Auch soweit sich die Kläger auf die Europäische Konvention zum Schutze der Menschenrechte und Grundfreiheiten (EMRK) berufen, folgt hieraus kein Grund für eine Ausnahme von der Pflicht zum Besuch einer deutschen Schule. Art. 8 EMRK schützt das Recht auf Achtung des Privat- und Familienlebens, Art. 9 EMRK schützt die Gedanken-, Gewissens- und Religionsfreiheit. In diese Rechte darf eingegriffen bzw. sie dürfen beschränkt werden, soweit dies zum Schutz der öffentlichen Ordnung erforderlich ist. Nach Art. 2 des Protokolls Nr. 1 zur EMRK darf niemandem das Recht auf Bildung verwehrt werden und hat der Staat bei der Erziehung und beim Unterricht das Recht der Eltern zu achten, die Erziehung und den Unterricht entsprechend ihren eigenen religiösen und weltanschaulichen Überzeugungen sicherzustellen. Aus diesen Regelungen im Range eines einfachen Gesetzes folgen für die Kläger keine über ihre Rechte aus Art. 6 Abs. 2 Satz 1 GG i .V. m. Art. 4 Abs. 1 und 2 GG hinausgehende Ansprüche auf eine Ausnahme von Pflicht zum Besuch einer deutschen Schule. Vielmehr steht eine Schulpflicht, insbesondere im Hinblick auf die staatlichen Pflichten zur Rücksichtnahme, Neutralität und Toleranz, im Einklang mit diesen Konventionsrechten. Dies entspricht auch der Rechtsprechung des Europäischen Gerichtshofs für Menschenrechte (EGMR).

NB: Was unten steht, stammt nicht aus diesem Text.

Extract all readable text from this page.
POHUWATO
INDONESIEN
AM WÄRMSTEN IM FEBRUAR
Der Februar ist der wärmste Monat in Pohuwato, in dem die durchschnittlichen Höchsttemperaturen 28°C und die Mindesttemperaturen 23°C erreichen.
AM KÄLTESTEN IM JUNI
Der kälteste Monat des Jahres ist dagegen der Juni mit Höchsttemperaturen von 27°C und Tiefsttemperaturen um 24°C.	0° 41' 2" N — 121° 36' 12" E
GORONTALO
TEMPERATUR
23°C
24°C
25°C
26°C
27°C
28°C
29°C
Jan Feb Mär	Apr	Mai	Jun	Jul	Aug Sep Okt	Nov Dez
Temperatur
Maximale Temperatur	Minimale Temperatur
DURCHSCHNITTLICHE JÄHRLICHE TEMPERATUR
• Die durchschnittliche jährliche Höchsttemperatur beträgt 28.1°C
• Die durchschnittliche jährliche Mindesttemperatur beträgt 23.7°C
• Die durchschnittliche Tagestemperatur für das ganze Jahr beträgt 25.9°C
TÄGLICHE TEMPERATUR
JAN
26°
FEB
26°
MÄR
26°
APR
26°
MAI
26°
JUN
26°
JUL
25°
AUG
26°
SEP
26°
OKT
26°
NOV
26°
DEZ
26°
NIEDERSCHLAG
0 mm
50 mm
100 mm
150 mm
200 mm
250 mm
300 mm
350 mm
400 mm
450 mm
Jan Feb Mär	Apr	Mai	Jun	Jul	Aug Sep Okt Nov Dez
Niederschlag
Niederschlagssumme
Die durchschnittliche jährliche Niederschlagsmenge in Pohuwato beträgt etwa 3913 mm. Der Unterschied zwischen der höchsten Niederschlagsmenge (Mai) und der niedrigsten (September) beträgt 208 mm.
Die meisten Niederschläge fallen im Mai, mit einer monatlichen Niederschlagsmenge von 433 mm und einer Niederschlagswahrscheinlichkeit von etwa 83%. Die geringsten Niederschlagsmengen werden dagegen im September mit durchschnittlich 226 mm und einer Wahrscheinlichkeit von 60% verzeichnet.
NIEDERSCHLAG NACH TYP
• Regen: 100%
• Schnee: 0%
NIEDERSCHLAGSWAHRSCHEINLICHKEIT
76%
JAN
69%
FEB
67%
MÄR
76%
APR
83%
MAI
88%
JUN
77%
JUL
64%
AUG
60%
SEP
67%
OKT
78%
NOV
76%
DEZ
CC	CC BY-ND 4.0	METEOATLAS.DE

EGMR, Entscheidung vom 11.9.2006 - Konrad u.a. ./. Deutschland, Individualbeschwerde Nr. 35504/03, www.coe.int/T/D/menschenrechtsgerichtshof/.

Dort hat der EGMR darauf hingewiesen, dass Eltern einem Kinde das Recht auf Bildung nicht aufgrund ihrer Überzeugung verwehren dürften. Art. 2 des Protokolls Nr. 1 beinhalte die Möglichkeit, dass der Staat eine Schulpflicht festlege. Die vom BVerfG in seinem Beschluss vom 29.4.2003 - 1 BvR 436/03 - angeführten Erwägungen hält er nicht für eine Fehleinschätzung, sie fielen in den Ermessensspielraum der Vertragsstaaten. Für die Pflicht, die Schulpflicht grundsätzlich durch den Besuch einer deutschen Schule zu erfüllen, gilt nichts anderes.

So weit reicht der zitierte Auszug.